O professor destaca que, mesmo com a importância do processo, pouco avanço foi feito nas últimas décadas. “Os instrumentos de democracia participativa avançaram mais em alguns campos do que em outros”, afirma. No que se refere a políticas públicas sociais, uma série de ferramentas foi desenvolvida, como conselhos municipais, estaduais e federais, realidade que não é tão vista quando o assunto é economia. “Decisões de caráter econômico, por exemplo, em geral estão isoladas e não contam com esses mecanismos de consultas públicas. Decisores sobre investimento público, sobre obras de infraestrutura, não costumam ser submetidos a uma consulta a menos que haja uma questão ambiental envolvida”.

Em 2012, o Pará passou por uma consulta pública para saber a opinião da população sobre a divisão do estado. A ação do governo estava vinculada à decisão do povo e, por isso, não houve a criação de novas unidades federativas a partir do território paraense. Antônio Gomes lembra que “essa é uma decisão que nós chamamos de caráter vinculante, ou seja, o poder público tem que seguir aquilo que foi decidido pela população em plebiscito”. “Portanto, consultas públicas são esses mecanismos, esses instrumentos, por meio das quais o Estado, o poder público, ouve à sociedade no seu processo de tomada de decisões, ouve à sociedade para tomar as decisões sobre um determinado tema de interesse público”.

Consultas públicas ajudam a entender a realidade do Pará 

De acordo com o cientista político Renan Bezerra, as dificuldades geográficas do Pará são determinantes para que as desigualdades sejam proporcionalmente grandes.

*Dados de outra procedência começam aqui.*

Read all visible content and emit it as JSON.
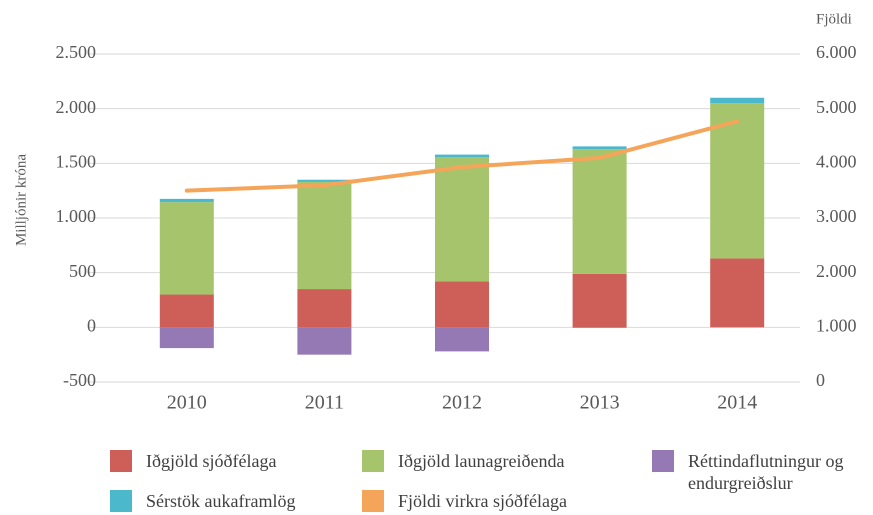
{
  "chart_data": {
    "type": "bar",
    "stacked": true,
    "y_label": "Milljónir króna",
    "y2_label": "Fjöldi",
    "categories": [
      "2010",
      "2011",
      "2012",
      "2013",
      "2014"
    ],
    "series": [
      {
        "name": "Iðgjöld sjóðfélaga",
        "color": "#cd5f58",
        "values": [
          300,
          350,
          420,
          490,
          630
        ]
      },
      {
        "name": "Iðgjöld launagreiðenda",
        "color": "#a6c46b",
        "values": [
          845,
          980,
          1135,
          1140,
          1420
        ]
      },
      {
        "name": "Réttindaflutningur og endurgreiðslur",
        "color": "#9479b4",
        "values": [
          -190,
          -250,
          -220,
          -5,
          0
        ]
      },
      {
        "name": "Sérstök aukaframlög",
        "color": "#4bb8cc",
        "values": [
          30,
          20,
          25,
          25,
          50
        ]
      },
      {
        "name": "Fjöldi virkra sjóðfélaga",
        "color": "#f4a55a",
        "type": "line",
        "axis": "y2",
        "values": [
          3500,
          3600,
          3930,
          4100,
          4770
        ]
      }
    ],
    "ylim": [
      -500,
      2500
    ],
    "yticks": [
      -500,
      0,
      500,
      {
        "value": 1000,
        "label": "1.000"
      },
      {
        "value": 1500,
        "label": "1.500"
      },
      {
        "value": 2000,
        "label": "2.000"
      },
      {
        "value": 2500,
        "label": "2.500"
      }
    ],
    "y2lim": [
      0,
      6000
    ],
    "y2ticks": [
      0,
      {
        "value": 1000,
        "label": "1.000"
      },
      {
        "value": 2000,
        "label": "2.000"
      },
      {
        "value": 3000,
        "label": "3.000"
      },
      {
        "value": 4000,
        "label": "4.000"
      },
      {
        "value": 5000,
        "label": "5.000"
      },
      {
        "value": 6000,
        "label": "6.000"
      }
    ],
    "grid": true
  }
}
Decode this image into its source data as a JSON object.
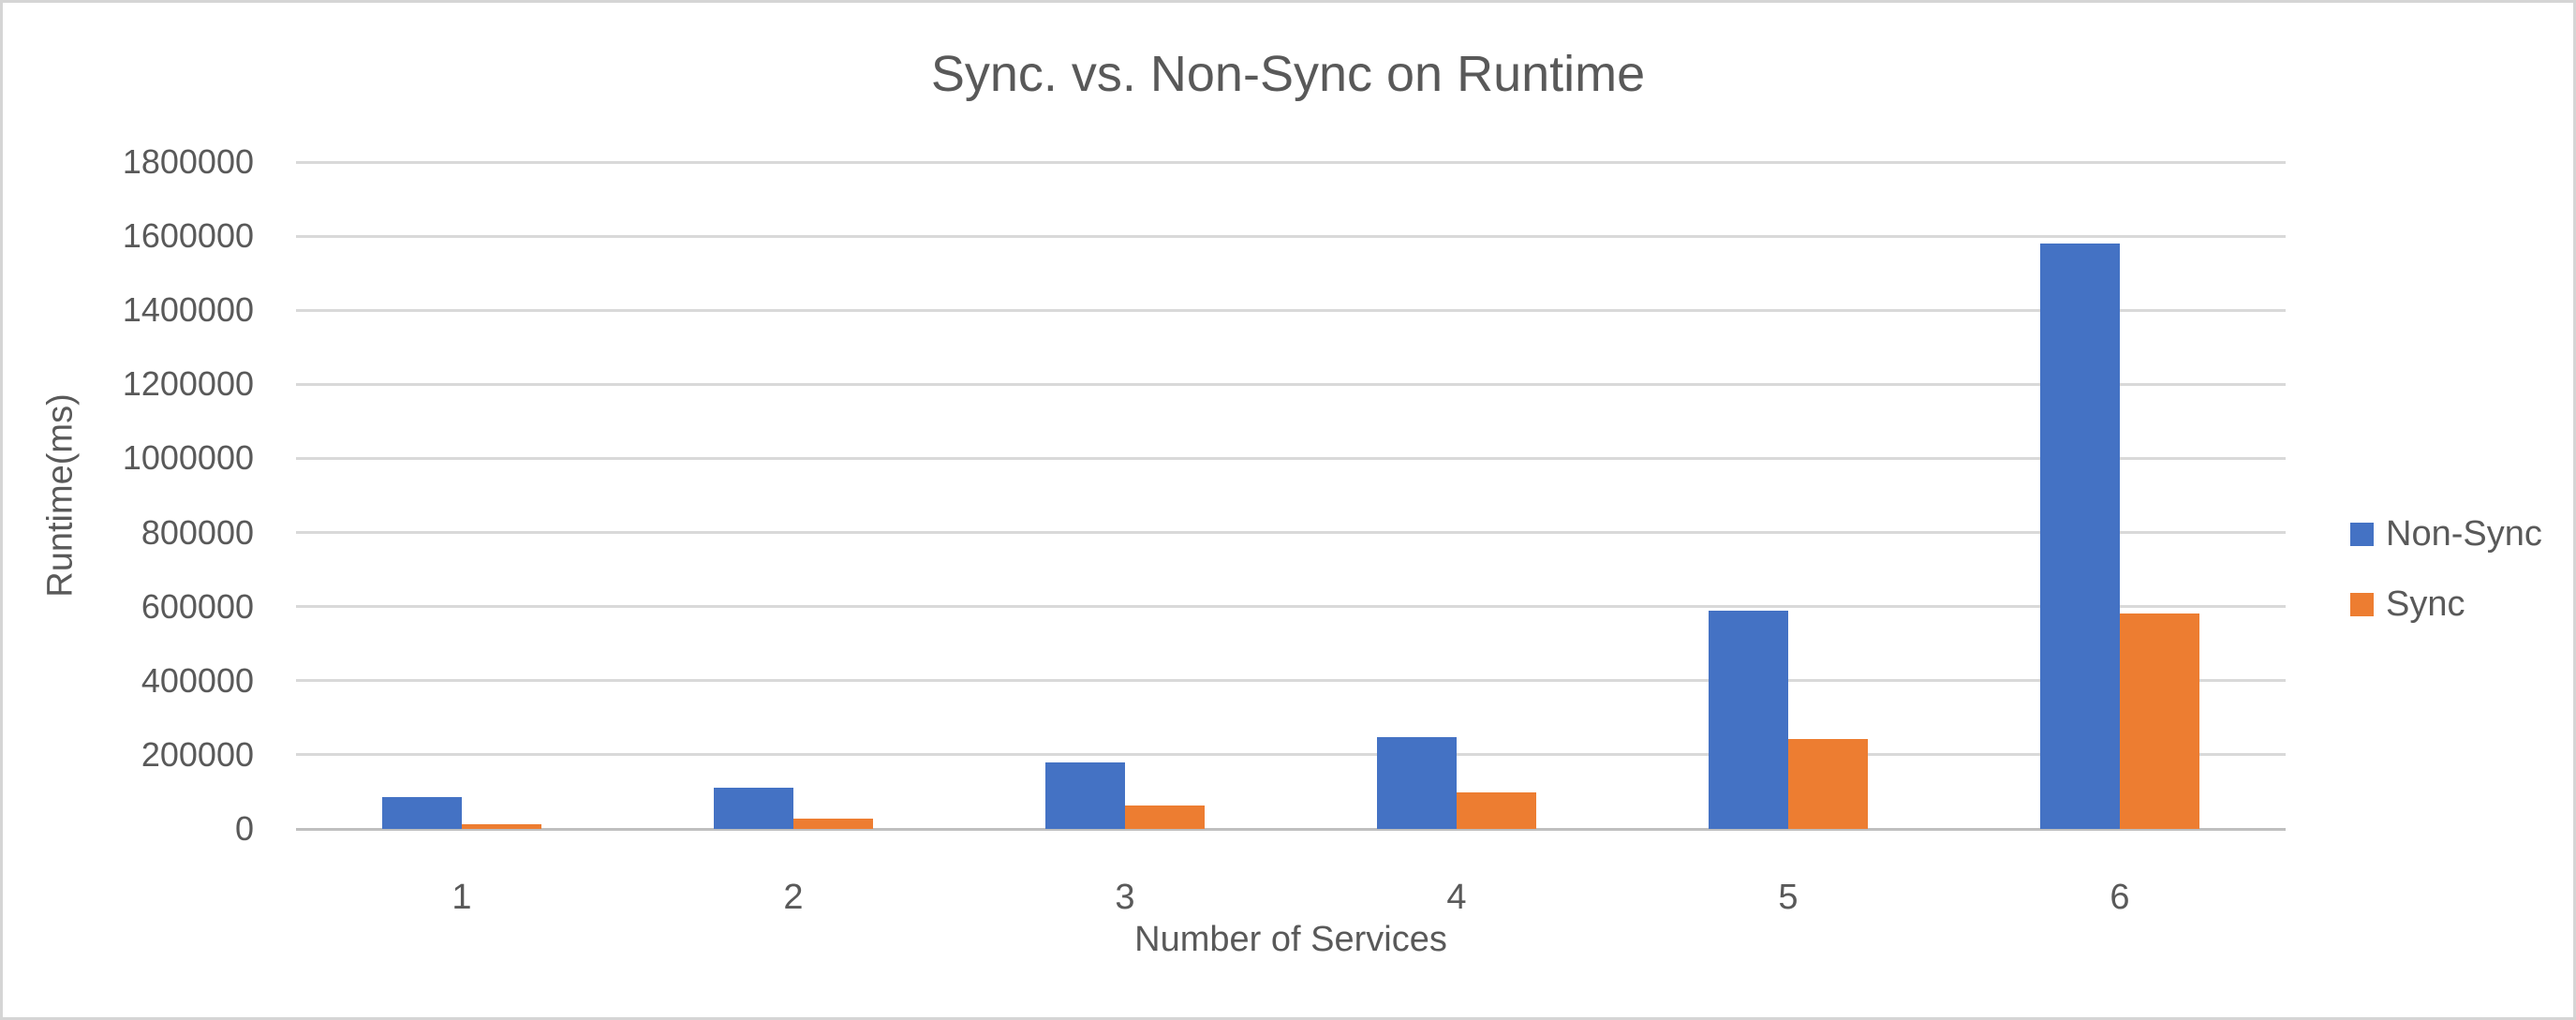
{
  "chart_data": {
    "type": "bar",
    "title": "Sync. vs. Non-Sync on Runtime",
    "xlabel": "Number of Services",
    "ylabel": "Runtime(ms)",
    "categories": [
      "1",
      "2",
      "3",
      "4",
      "5",
      "6"
    ],
    "series": [
      {
        "name": "Non-Sync",
        "color": "#4472C4",
        "values": [
          87000,
          112000,
          180000,
          248000,
          589000,
          1580000
        ]
      },
      {
        "name": "Sync",
        "color": "#ED7D31",
        "values": [
          13000,
          27000,
          64000,
          99000,
          242000,
          581000
        ]
      }
    ],
    "ylim": [
      0,
      1800000
    ],
    "ytick_step": 200000,
    "ytick_labels": [
      "0",
      "200000",
      "400000",
      "600000",
      "800000",
      "1000000",
      "1200000",
      "1400000",
      "1600000",
      "1800000"
    ],
    "grid": true,
    "legend_position": "right",
    "colors": {
      "gridline": "#D9D9D9",
      "axis_line": "#BFBFBF",
      "text": "#595959",
      "frame_border": "#D5D5D5",
      "background": "#FFFFFF"
    }
  }
}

O estado detém 14,6% de toda a superfície do Brasil e é o segundo maior em questões territoriais, ficando atrás do Amazonas. “Então, a gente não consegue ter o mesmo tipo de formação econômica, cultural e social. Tem município que tem formação muito diferente da capital [Belém]. Se pegarmos uma cidade mais ao sul, vamos ter um tipo de formação histórica, social e econômica, um tipo de setor produtivo mais ou menos avançado. Por isso, eles podem pensar de forma diferente”, enfatiza.

“É importantíssimo que você ouça a população em cada região, cada município… É importante pela diversidade que nós temos [dentro do estado]. O efeito positivo é que você entende melhor a cabeça da sua população sobre o que pensa; e serve como uma ferramenta de transparência pública. [Porém], tem efeito negativo. Um determinado tema pode sofrer pressão de determinados grupos de interesse, que podem acabar mascarando essa consulta pública em detrimento de vontades particulares”, completa o cientista político.